Enough washing floors just in case …! Bring on the Matza!

Enough washing floors just in case …!  Bring on the Matza!

When I was a yeshiva student at Mercaz Harav in Jerusalem, I would spend every fourth Shabbat in Hevron – city of our forefathers and mothers. I always stayed with a certain family – father from Brooklyn, mother from Connecticut. We would walk to the Tomb of the Patriarchs to pray Shabbat morning.  (It’s really like a castle, built by Herod, which EVERYONE needs to see.) Chaim let me carry the Uzi when he sometimes allowed me to join the tours he led.

Not long ago I was on a bus in Jerusalem and the Mom was there with daughter number two and a grandchild. I knew it was them behind me because that Connecticut Yankee was saying to her daughter and granddaughter, “You see that guy there in front of us? That’s Chanoch who used to come for Shabbat – and he would always wash the floors in honor of Shabbat while we were preparing for our usual 5-6 guests in our tiny apartment!”

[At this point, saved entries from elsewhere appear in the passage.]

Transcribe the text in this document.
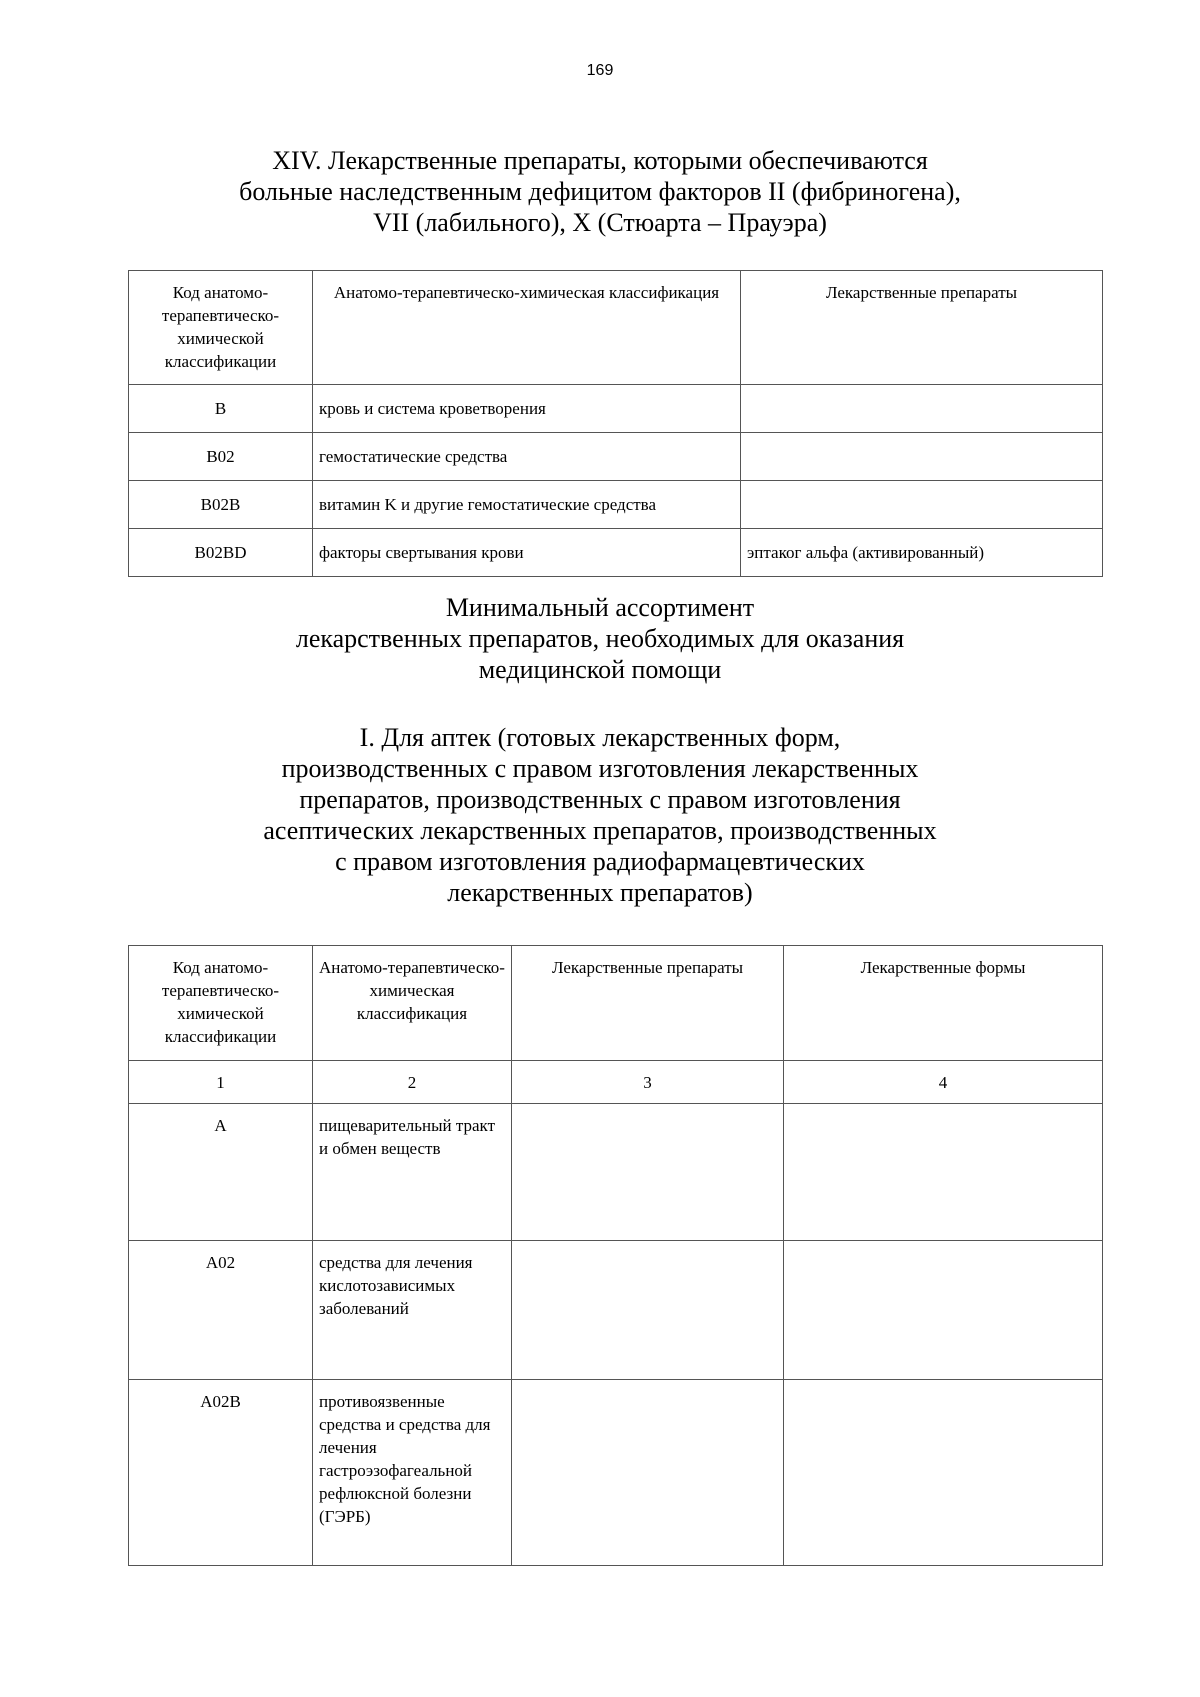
169
XIV. Лекарственные препараты, которыми обеспечиваются
больные наследственным дефицитом факторов II (фибриногена),
VII (лабильного), X (Стюарта – Прауэра)
Код анатомо-терапевтическо-химической классификации	Анатомо-терапевтическо-химическая классификация	Лекарственные препараты
B	кровь и система кроветворения	
B02	гемостатические средства	
B02B	витамин K и другие гемостатические средства	
B02BD	факторы свертывания крови	эптаког альфа (активированный)
Минимальный ассортимент
лекарственных препаратов, необходимых для оказания
медицинской помощи
I. Для аптек (готовых лекарственных форм,
производственных с правом изготовления лекарственных
препаратов, производственных с правом изготовления
асептических лекарственных препаратов, производственных
с правом изготовления радиофармацевтических
лекарственных препаратов)
Код анатомо-терапевтическо-химической классификации	Анатомо-терапевтическо-химическая классификация	Лекарственные препараты	Лекарственные формы
1	2	3	4
A	пищеварительный тракт и обмен веществ		
A02	средства для лечения кислотозависимых заболеваний		
A02B	противоязвенные средства и средства для лечения гастроэзофагеальной рефлюксной болезни (ГЭРБ)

Of course, I turned around and was very happy to catch up with them about things.

So, you see, washing floors and preparing for Pesach or Shabbat leaves an impression in the heavens, and in the hearts of all Yidden! And here, I just finished washing the floors in my “safe house” here in New York.

Thank you S and L for taking me to buy shmura matza what seems like SO LONG AGO – before the total hunker-down-at-home orders! I did all I can do to prepare, had a lot of help from the people here, listened to some Breslav Music – and now can wash the NEW pots and pans I bought, and cook a bit for my alone-but-with-the-Almighty seder.

An hour or so before candle lighting I will hopefully host a “ZOOM – internet - seder” for my little group of Hebrew School students, to get them into a holy spirit. This year they will sing the Four Questions with me - and THEN I will ask them four MORE questions, which I HOPE they will discuss with their parents ...

Then I will put on my Kittel which reminds us this year of so much more than any Yom Kippur, and pray, and Do SEDER.

Chag Samayach – Love and Health and Redemption for ALL! A Zeeseh Paysach!